Wei, who holds a Masters in Jazz Performance and has played for the likes of Dami Im, JJ Lin, Wang Lee Hom and Elva Hsiao, enjoyed the “arts hub” that was Blu Jaz, where all performers could gather.
“Blu Jaz was also a place where younger musicians could practice their craft alongside the veteran jazzers without any form of judgement or prejudice,” he said.
A POOR TRACK RECORD OF COMPLIANCE
News of the cafe’s troubles first made headlines last October. Founder and director Aileen Tan created a Facebook event page on Oct 14 titled “Don’t Let The Music Die”, explaining that Blu Jaz’s public entertainment license would cease on Oct 22 due to the venue’s “poor track record of compliance” with licensing conditions.
She wrote that two offences prompted the police’s decision to cancel their licence: A “noise issue” caused by “failure to ensure windows and doors remained closed” in July 2016 and November 2017, and two offences of “overcrowding by over 20 per cent above the capacity” in April and May 2018.
She urged supporters to sign an online petition and send “personal letters of reference in support of Blu Jaz”, which were then submitted to the Public Entertainment Appeal Board (PEAB) with a written appeal requesting an extension of the termination date.
Though an extension was granted, the PEAB ultimately rejected an appeal against the cancellation of the licence on Dec 31 last year.

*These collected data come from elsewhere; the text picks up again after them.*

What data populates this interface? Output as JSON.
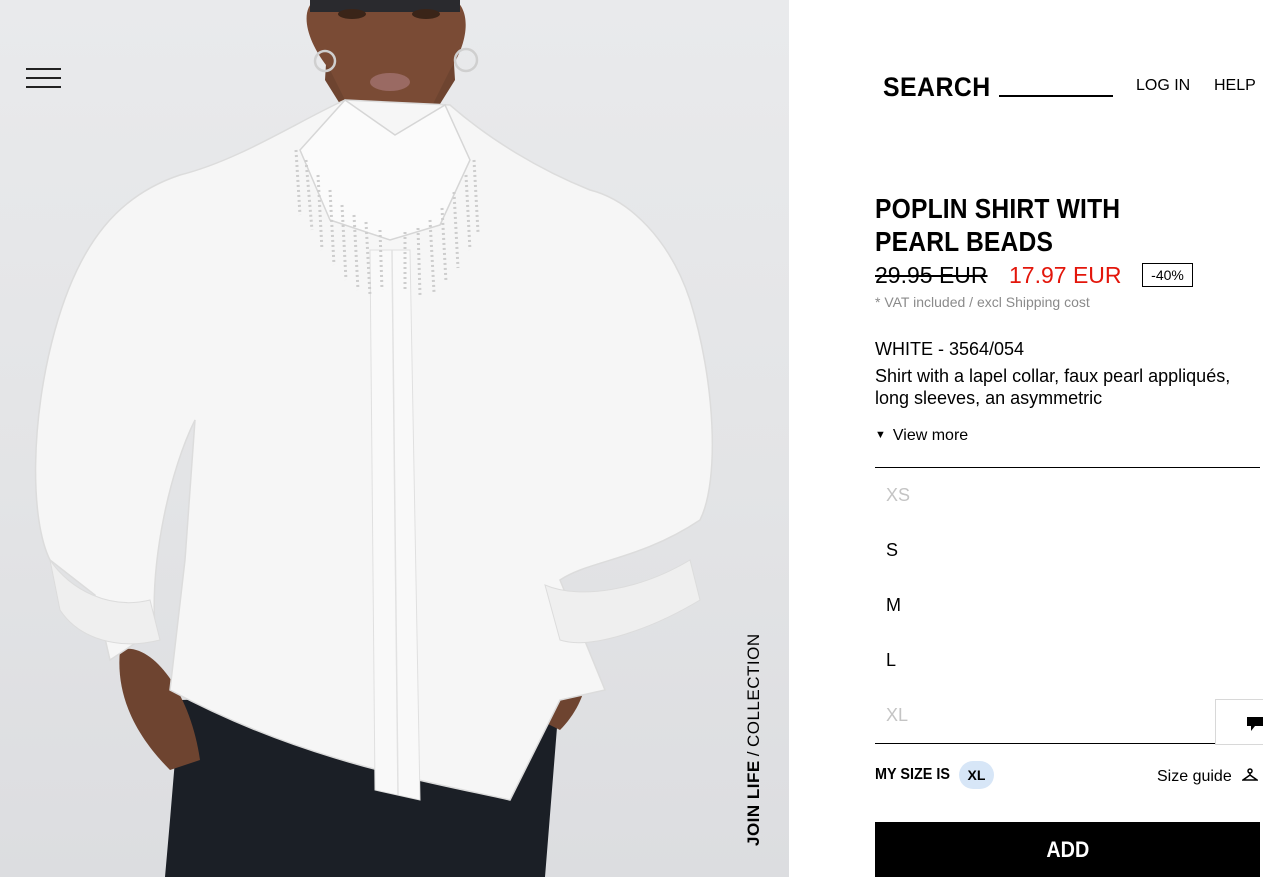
{
  "header": {
    "search_label": "SEARCH",
    "login_label": "LOG IN",
    "help_label": "HELP",
    "menu_icon": "hamburger-menu-icon"
  },
  "photo": {
    "collection_tag": {
      "bold": "JOIN LIFE",
      "separator": "/",
      "rest": "COLLECTION"
    }
  },
  "product": {
    "title": "POPLIN SHIRT WITH PEARL BEADS",
    "price_old": "29.95 EUR",
    "price_new": "17.97 EUR",
    "discount": "-40%",
    "vat_note": "* VAT included / excl Shipping cost",
    "color_ref": "WHITE - 3564/054",
    "description": "Shirt with a lapel collar, faux pearl appliqués, long sleeves, an asymmetric",
    "view_more": "View more"
  },
  "sizes": [
    {
      "label": "XS",
      "available": false
    },
    {
      "label": "S",
      "available": true
    },
    {
      "label": "M",
      "available": true
    },
    {
      "label": "L",
      "available": true
    },
    {
      "label": "XL",
      "available": false
    }
  ],
  "my_size": {
    "label": "MY SIZE IS",
    "value": "XL"
  },
  "size_guide": {
    "label": "Size guide",
    "icon": "hanger-icon"
  },
  "add_button": "ADD",
  "colors": {
    "sale_red": "#e3160b",
    "pill_blue": "#d7e6f7",
    "disabled_grey": "#c4c4c4"
  }
}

While the three-storey eatery will still be allowed to serve food and drinks, Blu Jaz will not be able to provide any form of public entertainment, including their popular open mic nights, from Feb 1.
The management at Blu Jaz declined to comment for this story.
For arts manager Michelle Liew, 26, Blu Jaz has been her go-to joint for close to two years.
“While the tight space limits the number of people who can be there, there’s something quite intimate about the place. The open jams have quite a raw but unique energy,” said Liew.
“Poetry slam, comedy nights, New Orleans Night, R&B Jam – they cater to different interests.”
Poetry nights at Blu Jaz are helmed by literary arts company Word Forward. Led by co-founder and director Dr Chris Mooney-Singh, the organisation began hosting monthly Poetry Slam evenings at Blu Jaz in late 2009.
“Venues such as Blu Jaz have done tremendous work in supporting the arts without financial consideration. If we want a thriving ecosystem for the arts, we need such places to cultivate a local taste for the home-made product,” said Dr Mooney-Singh.
“Many international poets pass through Singapore on a regular basis and add new flavours of expression to the scene. The lack of venues for performers limits arts development, cutting the arts off at the knees in a tiny place like Singapore,” he said.
ALL THAT JAZZ
Perhaps the ones least affected by the end of an era at Blu Jaz are the patrons. Regulars CNA Lifestyle spoke to said they would not be returning to the cafe once the live shows end today.
“Blu Jaz will need to find alternative means of attracting patrons," said Liew. "Though I am sad to see (the musicians) go, I believe and hope that the demand for a space like Blu Jaz will be filled by another place."
Undergraduate Zenas Oh, 23, thinks that those affected “will recover soon enough”.
“While it is sad how things have turned out, I think it isn’t the end of the arts and music scene. While we may have lost a space, we have not lost the people, the talents and the passion.”
As the curtain falls on Blu Jaz’s small stage, Wei reflects on his nine years performing for Singapore’s jazz aficionados.
“l'm thankful for the opportunities I've had to play at Blu Jaz. It was the one place I went to whenever I needed a kick in my own artistic growth,” he said.
“Although I empathise with the fact that Blu Jaz needed a certain number of patrons to cover rent, I feel they could have been more open with us," he said. "A lot of the bands I talked with were oblivious to the overcrowding issue."
“It would be presumptuous to point fingers at the authorities without getting all the facts… I don't think law enforcement jumps to conclusions without conducting thorough investigations,” he said.
“One thing I've learned from being in this scene for so long is that nothing lasts forever and change is inevitable. It's what you do afterwards that determines how much you grow.”